Thankfully I had a spare fiver and some change in my bike wallet, and the kind CC Ecossers agreed to see me through the day - Whew! Unfortunately I had offered to pay everyone’s ferry fare on my credit card to “speed things up”, so had to explain my muppetry over and over. Soon after Mike, Jamie, Stephen, Ross and Dougie rocked up and Colin went up to buy our tickets whilst I loitered outside the ferry terminal next to Fred MacAulay (comedian and Radio Scotland presenter) – I didn’t bother saying hello as I figured he had no idea who I was and was probably out for a quiet day. Muppetry was repeated by Colin who bought 1 ticket so had to queue again for another one! Once the train from Glasgow arrived so did Rasmus and Ed, plus about half the population of Mordor er Glasgow – who knew Arran was so popular?!?





Colin was particularly excited as it transpired he had never been on a boat before – how can you get to the age of 27 without being on a boat?




Leaving it tight we loaded ourselves on the ferry and deposited our bikes in the hold before heading upstairs for a quick photo opportunity before breakfast, with complaints ranging from cost of a roll and sausage to the lack of butter on the rolls (complaints about food is a recurring theme on CC Ecosse rides!). 45 minutes later we were embarking from the ferry in Brodick and the clouds had burned off leaving blue skies and warm sunshine – a Phil Collins moment, No Jacket Required!




Having regrouped off we went heading South, a volley of electronic Garmin bleeps accompanying our departure. Almost as soon as we were out of the ferry terminal we were climbing, the 3 miles from Brodick to Lamlash a nice wee warm up for the legs! A lovely downhill run into Lamlash gave the first opportunity for a bit of speed then a quick stop for a drink. The roads were still quite busy at this point as the traffic moved to and from the ferry terminal. We made our way tentatively through Lamlash due to the traffic (very impatient overtaking by one van in particular) and to ensure no-one dropped back. After one stop I found myself at the front of the peloton – nose-bleed territory! Me at the front of any ride is as rare as a Paul Gascoigne sober moment, yet it seemed to happen twice on this journey. Thankfully it didn’t last as I was soon overtaken by Rasmus, Jamie, Ed, Doug, etc, etc, etc.
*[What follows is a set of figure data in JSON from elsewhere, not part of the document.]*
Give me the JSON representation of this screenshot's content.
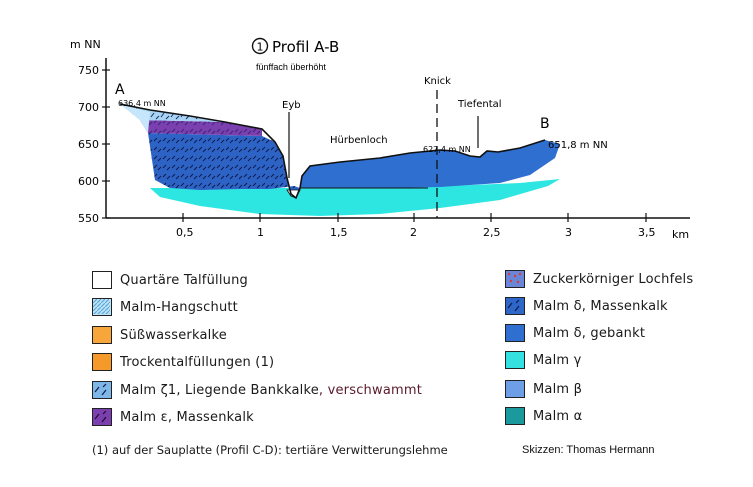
{
  "title": "Profil A-B",
  "title_number": "1",
  "subtitle": "fünffach überhöht",
  "y_axis_unit": "m NN",
  "x_axis_unit": "km",
  "y_ticks": [
    "750",
    "700",
    "650",
    "600",
    "550"
  ],
  "x_ticks": [
    "0,5",
    "1",
    "1,5",
    "2",
    "2,5",
    "3",
    "3,5"
  ],
  "points": {
    "a_label": "A",
    "a_elevation": "636,4 m NN",
    "b_label": "B",
    "b_elevation": "651,8 m NN",
    "knick_elevation": "627,4 m NN"
  },
  "place_names": {
    "eyb": "Eyb",
    "knick": "Knick",
    "tiefental": "Tiefental",
    "huerbenloch": "Hürbenloch"
  },
  "legend_left": [
    {
      "label": "Quartäre Talfüllung",
      "color": "#ffffff",
      "pattern": "none"
    },
    {
      "label": "Malm-Hangschutt",
      "color": "#bfe3f7",
      "pattern": "hatch"
    },
    {
      "label": "Süßwasserkalke",
      "color": "#f6a63a",
      "pattern": "none"
    },
    {
      "label": "Trockentalfüllungen (1)",
      "color": "#f39a2a",
      "pattern": "none"
    },
    {
      "label": "Malm ζ1, Liegende Bankkalke",
      "extra": ", verschwammt",
      "color": "#7fb7e8",
      "pattern": "ticks"
    },
    {
      "label": "Malm ε, Massenkalk",
      "color": "#7b3fb0",
      "pattern": "ticks"
    }
  ],
  "legend_right": [
    {
      "label": "Zuckerkörniger Lochfels",
      "color": "#6a86d6",
      "pattern": "dots"
    },
    {
      "label": "Malm δ, Massenkalk",
      "color": "#2e66c9",
      "pattern": "ticks"
    },
    {
      "label": "Malm δ, gebankt",
      "color": "#2f6fd0",
      "pattern": "none"
    },
    {
      "label": "Malm γ",
      "color": "#35e0e0",
      "pattern": "none"
    },
    {
      "label": "Malm β",
      "color": "#6e9fe6",
      "pattern": "none"
    },
    {
      "label": "Malm α",
      "color": "#1b9a9e",
      "pattern": "none"
    }
  ],
  "footnote": "(1) auf der Sauplatte (Profil C-D): tertiäre Verwitterungslehme",
  "credit": "Skizzen: Thomas Hermann",
  "colors": {
    "malm_gamma": "#2de6e2",
    "malm_delta_gebankt": "#2f6fd0",
    "malm_delta_massenkalk": "#2e63c6",
    "malm_epsilon": "#7b3fb0",
    "malm_zeta": "#a8d3f2",
    "hangschutt": "#c6e6fb"
  }
}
After Lamlash we continued heading south to Whiting Bay, the weather getting warmer but with just enough of a South-westerly to keep the midges at bay, though our water bottles were taking a beating. As with most CC rides there are as much of a variety of abilities and ages as there are personalities, and George and I (as the more senior) are normally the rear-gunners – and again so it proved on this adventure. No bad thing for me, George is excellent company however it did lead to us holding up the group somewhat. No matter, the CC motto “no-one gets left behind!” is frequently repeated on our rides! Our two newbies Alastair and Mike were demonstrating their hill-climbing prowess to the group, with Ross and Stephen steaming along like they were born to cycle and Jamie, Colin, Rasmus, Ed and Doug their usual power-houses. To be continued...


----------



## Col5632 (8 Jul 2013)

Great write up so far Mark


----------



## Pat "5mph" (8 Jul 2013)

Wot? Truncated at the most thrilling bit!
Can't wait to read and see the rest of this adventure


----------